According to the various aspects, as exemplified in FIGS. 1-4, the ozone generator 24 can deliver the ozone gas 14 to the sump 50 to be mixed with the fluid 44 collected within the sump 50 and to be recirculated via the recirculation system 54 of the laundry appliance 10. Within the sump 50, the ozone gas 14 is injected into the fluid 44 and then delivered through the recirculation pump 56 and through the recirculation system 54 to be re-dispensed within the drum 18.

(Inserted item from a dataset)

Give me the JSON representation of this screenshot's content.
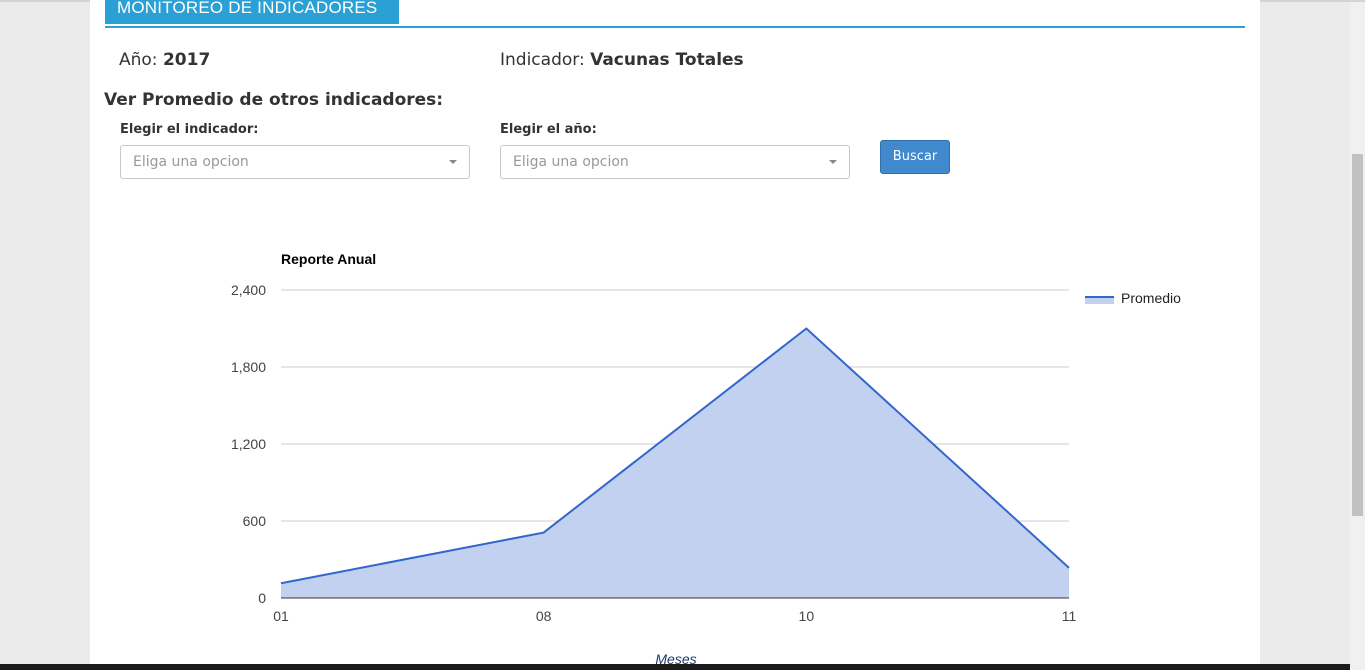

Referring again to FIGS. 1-6, the ozone gas 14, by itself or infused with one or more fluids 44, can be injected into the drum 18 through a bellows 120 and into the drum 18 to expose the articles 22 therein to the ozone gas 14, or the ozone-containing fluid 100. The bellows 120 is a flexible member that extends between the tub 20 and the cabinet 40. The bellows 120 allows the tub 20 to move and vibrate with respect to the cabinet 40, while maintaining the tub 20 as a generally fluid-tight container. In one aspect of the device, the ozone generator 24 is in communication with a fill nozzle 122, or fill port, that extends from the dispenser 80. This fill nozzle 122 is typically used for providing the carrier fluid 86, along with various cleaning chemistry 82, into the drum 18. The fill nozzle 122 can be in communication with a supply hose 124 that provides the carrier fluid 86, such as tap water, to the laundry appliance 10. To deliver the ozone gas 14 from the ozone generator 24, an ozone conduit 126 extends between the ozone generator 24 and the fill nozzle 122. An ozone valve, which is typically in the form of a one-way valve 128, controls the flow of ozone gas 14 into the fill nozzle 122. This one-way valve 128 can be in the form of a duckbill valve or other similar one-way valve 128.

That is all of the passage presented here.